Nov 23, 2022
While Canadian courts once showed a “great willingness to certify” class actions, with the certification stage functioning like a “procedural bump in the road,” the pendulum is swinging back in the other direction, Osler Litigation partner Emily MacKinnon tells Lexpert.
“We’re seeing courts apply a slightly stricter standard and really requiring that there be some meat to the action before they certify.”
Another factor behind this shift are the amendments Ontario made to the Class Proceedings Act in 2020.
“Practically speaking, one of the big changes is that it permitted defendants to bring motions before certification to get rid of the case at an early stage,” Emily explains. “That’s a really big deal because until the action is certified, the plaintiff’s lawyers are bearing a lot of risk. So, if a defendant can get rid of the case at an early stage before it’s certified, then there’s really no possibility for the plaintiff to be able to get it settled. They lose a lot of leverage.”
Since those amendments took effect, Emily notes that many Ontario class actions moved to British Columbia, a province sometimes seen as more plaintiff-friendly. But B.C. judges have followed the same trend as in other jurisdictions, requiring “some meat in the action” in order to certify.

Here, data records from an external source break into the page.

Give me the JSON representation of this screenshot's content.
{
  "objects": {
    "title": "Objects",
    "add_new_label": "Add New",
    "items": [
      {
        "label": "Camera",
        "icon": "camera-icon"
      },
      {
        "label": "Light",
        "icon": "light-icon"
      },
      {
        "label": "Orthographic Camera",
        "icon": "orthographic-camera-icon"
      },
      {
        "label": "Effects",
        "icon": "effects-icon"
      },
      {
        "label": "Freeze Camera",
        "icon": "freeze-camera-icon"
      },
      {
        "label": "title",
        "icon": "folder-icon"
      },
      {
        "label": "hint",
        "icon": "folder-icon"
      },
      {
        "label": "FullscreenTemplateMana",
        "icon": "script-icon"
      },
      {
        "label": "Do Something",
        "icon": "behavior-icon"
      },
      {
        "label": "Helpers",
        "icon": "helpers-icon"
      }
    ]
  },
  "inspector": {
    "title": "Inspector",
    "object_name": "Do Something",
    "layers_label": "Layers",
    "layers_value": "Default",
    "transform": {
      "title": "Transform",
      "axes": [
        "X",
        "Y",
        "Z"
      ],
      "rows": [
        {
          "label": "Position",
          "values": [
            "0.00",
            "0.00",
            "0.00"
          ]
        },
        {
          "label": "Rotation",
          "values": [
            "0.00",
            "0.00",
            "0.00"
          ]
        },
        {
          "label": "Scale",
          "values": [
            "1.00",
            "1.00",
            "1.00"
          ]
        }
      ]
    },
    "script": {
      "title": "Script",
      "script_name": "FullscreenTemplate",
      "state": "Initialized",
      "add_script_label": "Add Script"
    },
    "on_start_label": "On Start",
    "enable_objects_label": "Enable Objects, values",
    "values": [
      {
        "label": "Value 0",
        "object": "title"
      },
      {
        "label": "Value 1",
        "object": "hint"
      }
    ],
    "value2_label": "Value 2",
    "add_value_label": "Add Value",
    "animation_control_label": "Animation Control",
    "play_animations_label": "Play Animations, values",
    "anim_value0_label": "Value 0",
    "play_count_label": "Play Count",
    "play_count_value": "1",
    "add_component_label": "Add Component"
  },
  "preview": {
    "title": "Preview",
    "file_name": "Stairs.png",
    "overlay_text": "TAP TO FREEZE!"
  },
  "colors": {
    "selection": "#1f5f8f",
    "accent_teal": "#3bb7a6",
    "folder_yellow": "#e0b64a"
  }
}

In the 2021 case of British Columbia v. The Jean Coutu Group (PJC) Inc., the B.C. Court of Appeal found that certification does not have to be the first procedural matter heard and determined in a class action. This ruling has “opened the door wider” on defendants bringing their own motion first, Emily says.
“It’s a case-by-case analysis,” she says. “But I have certainly already noticed that it changes the dynamic, and it certainly changes a judge’s willingness to look at a defendant’s request to bring a motion before certification.”